Last year’s departures forced Bournemouth into a rapid rebuild. They recruited smartly and, against most expectations, standards did not just hold – they rose. But the club know they cannot keep rolling the dice and expect every reset to work as smoothly.

This time, they want control. This time, they want to dictate the terms.

That is why Kroupi’s situation has become a line in the sand. The £80m valuation, the contract talks, the internal messaging about a “major statement of intent” – all of it points to a club trying to step out of the role of stepping stone and into something more ambitious.

City circling again

Manchester City know the terrain at the Vitality well. They already completed one major deal there this season, taking Antoine Semenyo in a £65m transfer during the January window.

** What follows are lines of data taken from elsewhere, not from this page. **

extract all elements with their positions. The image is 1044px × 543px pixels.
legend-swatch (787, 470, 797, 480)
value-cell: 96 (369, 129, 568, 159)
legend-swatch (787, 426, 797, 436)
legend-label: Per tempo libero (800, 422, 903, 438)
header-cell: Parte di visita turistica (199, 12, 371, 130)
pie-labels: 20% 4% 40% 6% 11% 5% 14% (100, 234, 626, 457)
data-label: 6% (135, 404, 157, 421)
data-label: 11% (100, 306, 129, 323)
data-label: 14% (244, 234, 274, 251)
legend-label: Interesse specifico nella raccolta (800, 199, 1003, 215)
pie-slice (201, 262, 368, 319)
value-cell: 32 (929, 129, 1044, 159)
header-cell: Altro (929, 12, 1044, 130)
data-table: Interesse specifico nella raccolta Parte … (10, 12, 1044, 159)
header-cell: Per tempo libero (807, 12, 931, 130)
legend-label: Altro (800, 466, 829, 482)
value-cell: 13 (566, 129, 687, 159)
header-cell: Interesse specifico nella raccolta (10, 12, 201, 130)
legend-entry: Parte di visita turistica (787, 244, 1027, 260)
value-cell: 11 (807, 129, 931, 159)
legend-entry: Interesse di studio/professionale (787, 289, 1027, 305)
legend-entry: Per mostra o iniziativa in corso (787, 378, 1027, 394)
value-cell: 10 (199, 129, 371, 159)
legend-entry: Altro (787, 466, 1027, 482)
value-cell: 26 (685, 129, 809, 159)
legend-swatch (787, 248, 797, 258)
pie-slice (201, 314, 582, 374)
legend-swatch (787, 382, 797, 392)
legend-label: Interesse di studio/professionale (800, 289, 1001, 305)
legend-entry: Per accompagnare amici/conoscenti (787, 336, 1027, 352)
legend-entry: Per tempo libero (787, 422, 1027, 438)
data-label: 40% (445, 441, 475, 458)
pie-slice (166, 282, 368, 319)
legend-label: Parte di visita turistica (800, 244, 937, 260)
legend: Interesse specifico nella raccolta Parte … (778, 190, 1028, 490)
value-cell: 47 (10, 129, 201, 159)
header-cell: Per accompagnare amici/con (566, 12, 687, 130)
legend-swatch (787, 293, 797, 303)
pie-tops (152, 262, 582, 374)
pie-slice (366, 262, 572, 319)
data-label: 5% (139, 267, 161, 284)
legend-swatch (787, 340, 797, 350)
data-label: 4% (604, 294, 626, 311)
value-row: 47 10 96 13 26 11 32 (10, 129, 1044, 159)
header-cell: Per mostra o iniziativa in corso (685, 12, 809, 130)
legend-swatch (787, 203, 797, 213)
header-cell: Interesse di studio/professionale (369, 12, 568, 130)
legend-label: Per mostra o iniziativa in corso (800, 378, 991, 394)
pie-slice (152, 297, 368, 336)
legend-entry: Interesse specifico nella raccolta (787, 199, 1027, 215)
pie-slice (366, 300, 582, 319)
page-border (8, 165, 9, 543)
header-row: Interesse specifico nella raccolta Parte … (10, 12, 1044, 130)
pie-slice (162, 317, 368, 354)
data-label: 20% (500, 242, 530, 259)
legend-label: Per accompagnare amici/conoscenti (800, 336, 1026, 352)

Now they are back, eyeing Kroupi. And the relationship may not be one-way traffic. Bournemouth have held talks over a separate move for a £41m City player, opening the door to a complex negotiation in which both clubs have something the other wants.

For Bournemouth, the calculation is brutal. Hold firm and risk unsettling a player coveted by Europe’s elite, or cash in at a record price and try, once again, to rebuild without losing momentum.

For Kroupi, the path looks almost inevitable. If not this summer, then soon. Sources are clear that he is already listed at the biggest clubs across Europe, and by 2027 at the latest, he is widely expected to make that step to the very top.

The question now is whether Bournemouth can delay that moment for one more season – or whether the weight of Manchester City’s interest, and the chorus from Europe’s giants, forces their hand sooner than they ever intended.